Les Palestiniens ont immédiatement dénoncé les sanctions israéliennes en accusant le gouvernement Netnayahu d' »accélérer la destruction du processus de paix ».
« Nous allons construire 2.000 logements, dont 1.650 logements à Jérusalem, et le reste dans les implantations de Maalé Adoumim et d’Efrat (au sud de Bethléem en Judée-Samarie) », a affirmé un haut responsable israélien qui a requis l’anonymat.
« Il a également été décidé de geler à titre provisoire, jusqu’à ce qu’une décision définitive soit prise, les transferts de fonds destinés à l’Autorité palestinienne », a-t-il ajouté.

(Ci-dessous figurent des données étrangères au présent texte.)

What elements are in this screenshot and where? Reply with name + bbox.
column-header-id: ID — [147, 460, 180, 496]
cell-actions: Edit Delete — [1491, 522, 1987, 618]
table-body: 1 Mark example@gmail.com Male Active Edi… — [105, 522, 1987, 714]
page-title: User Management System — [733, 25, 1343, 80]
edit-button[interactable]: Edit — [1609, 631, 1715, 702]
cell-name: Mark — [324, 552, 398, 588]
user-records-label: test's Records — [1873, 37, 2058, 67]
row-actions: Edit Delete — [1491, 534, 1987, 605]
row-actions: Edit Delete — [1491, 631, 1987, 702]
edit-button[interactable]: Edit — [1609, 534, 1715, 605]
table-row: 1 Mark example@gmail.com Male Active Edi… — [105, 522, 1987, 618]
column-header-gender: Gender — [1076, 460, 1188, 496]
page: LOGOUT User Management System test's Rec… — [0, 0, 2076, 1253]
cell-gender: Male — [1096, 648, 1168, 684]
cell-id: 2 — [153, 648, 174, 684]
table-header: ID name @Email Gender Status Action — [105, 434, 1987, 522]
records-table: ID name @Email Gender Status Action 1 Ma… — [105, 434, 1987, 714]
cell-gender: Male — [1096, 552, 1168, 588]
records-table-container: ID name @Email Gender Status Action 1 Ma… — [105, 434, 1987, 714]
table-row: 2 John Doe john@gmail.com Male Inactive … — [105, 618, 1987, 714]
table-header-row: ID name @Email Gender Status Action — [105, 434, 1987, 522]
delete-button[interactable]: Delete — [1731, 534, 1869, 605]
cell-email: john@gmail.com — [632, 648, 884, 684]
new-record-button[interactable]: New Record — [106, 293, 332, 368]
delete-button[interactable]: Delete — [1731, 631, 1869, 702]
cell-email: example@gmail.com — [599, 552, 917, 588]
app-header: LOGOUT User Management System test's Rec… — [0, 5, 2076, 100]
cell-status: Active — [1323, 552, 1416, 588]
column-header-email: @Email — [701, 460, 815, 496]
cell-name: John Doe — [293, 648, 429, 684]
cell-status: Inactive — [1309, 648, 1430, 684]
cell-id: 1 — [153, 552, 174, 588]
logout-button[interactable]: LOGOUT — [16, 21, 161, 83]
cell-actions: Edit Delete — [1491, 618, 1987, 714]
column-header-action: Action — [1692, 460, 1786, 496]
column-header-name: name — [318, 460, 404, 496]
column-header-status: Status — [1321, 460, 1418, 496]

Ces fonds, d’un montant d’environ 50 millions de dollars par mois, correspondent au remboursement des droits de douane et de TVA prélevés sur les produits destinés aux Palestiniens qui transitent par les ports et aéroports israéliens.
Cet argent assure 30% du budget de l’Autorité palestinienne et permet de payer 140.000 fonctionnaires palestiniens.
« Il n’est pas possible d’exiger des Israéliens qu’ils fassent preuve de retenue alors que les Palestiniens leur claquent systématiquement la porte au nez », a expliqué le responsable israélien.
« Mahmoud Abbas a de nouveau refusé de reconnaître Israël comme un Etat juif et de mener des négociations directes tout en poursuivant ses efforts pour se faire admettre de façon unilatérale à l’ONU », a-t-il reproché.
Le responsable israélien a par ailleurs tenu à souligner que les logements qui vont être construits le seront à Jérusalem-Est et dans des blocs d’implantations qui dans « tous les plans de paix présentés dans le passé par la communauté internationale doivent rester de toute façon sous souveraineté israélienne ».
Israël a subi un revers diplomatique avec le vote en faveur de l’adhésion de la Palestine à l’Unesco.
L’Organisation des Nations unies pour l’éducation, la science et la culture a décidé lundi à Paris de l’admission de la Palestine comme membre à part entière par 107 voix pour, 52 abstentions et 14 voix contre.
Le vice-ministre des Affaires étrangères Danny Ayalon a fustigé l’Unesco en, estimant qu’elle est « devenue une organisation politique en intégrant en son sein un Etat qui n’existe pas ».
Selon lui, « cette démarche des Palestiniens prouve qu’ils ne veulent ni la paix ni des négociations mais entendent perpétuer le conflit ».